9. Are these replication-incompetent lentiviral particles?
Yes. We use a third-generation packaging system with multiple safeguards to prevent generation of replication-competent virus.
10. What MOI should I use?
We do not recommend a specific MOI. It depends on your cell type and assay conditions. Refer to the Lentiviral Transduction Protocol tab for guidance. We strongly recommend a titration to determine optimal conditions.
11. Can I infect stem cells with this product?
Yes. Many customers have successfully transduced stem cells with our lentiviral reporters.
12. Can you share the construct sequence?
No. Our vector sequences are proprietary. However, if you have a specific motif or sequence in mind, we can confirm whether it’s the same or similar. For custom elements, we offer a premium service.
13. I’m not seeing fluorescence, but my cells express the TF of interest.

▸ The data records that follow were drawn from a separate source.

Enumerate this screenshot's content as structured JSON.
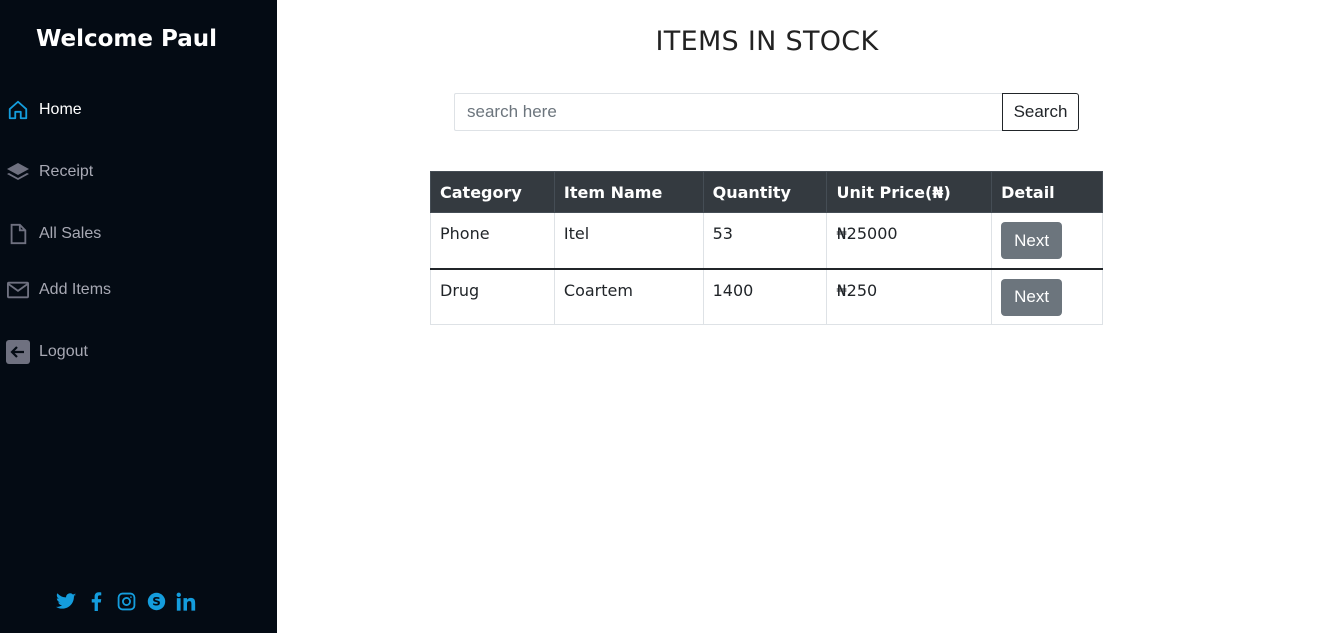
{
  "sidebar": {
    "welcome": "Welcome Paul",
    "accent_color": "#149ddd",
    "items": [
      {
        "label": "Home",
        "icon": "home-icon"
      },
      {
        "label": "Receipt",
        "icon": "layers-icon"
      },
      {
        "label": "All Sales",
        "icon": "file-icon"
      },
      {
        "label": "Add Items",
        "icon": "envelope-icon"
      },
      {
        "label": "Logout",
        "icon": "arrow-left-square-icon"
      }
    ],
    "social": [
      "twitter-icon",
      "facebook-icon",
      "instagram-icon",
      "skype-icon",
      "linkedin-icon"
    ]
  },
  "main": {
    "title": "ITEMS IN STOCK",
    "search": {
      "placeholder": "search here",
      "value": "",
      "button": "Search"
    },
    "table": {
      "headers": [
        "Category",
        "Item Name",
        "Quantity",
        "Unit Price(₦)",
        "Detail"
      ],
      "rows": [
        {
          "category": "Phone",
          "item_name": "Itel",
          "quantity": "53",
          "unit_price": "₦25000",
          "detail": "Next"
        },
        {
          "category": "Drug",
          "item_name": "Coartem",
          "quantity": "1400",
          "unit_price": "₦250",
          "detail": "Next"
        }
      ]
    }
  }
}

Expression isn’t enough. The TF must be active, nuclear-localized, and often part of a protein complex. These factors vary by cell type. Just because the TF is present doesn’t mean it’s doing anything. If you’re unsure, controls and functional validation are key.
14. My cells all died after puromycin selection.
Start with a lower dose (0.5–1 μg/mL) for 3 days post-transduction before increasing to full strength. It can take time for antibiotic resistance to fully express. If you’re struggling to establish a stable line, we also offer cell line engineering services, which is especially helpful for customers with limited hands-on experience.
15. How much virus is in one vial?
Each vial contains ~380 μL of concentrated virus. The titer and total TU are printed on the vial and shown in the product specs.
16. I see weak signal. Is it real?
Maybe. Weak reporters may still be real—but background is always a factor. That’s what the negative control is for. If your signal isn’t clearly distinguishable, don’t guess—compare.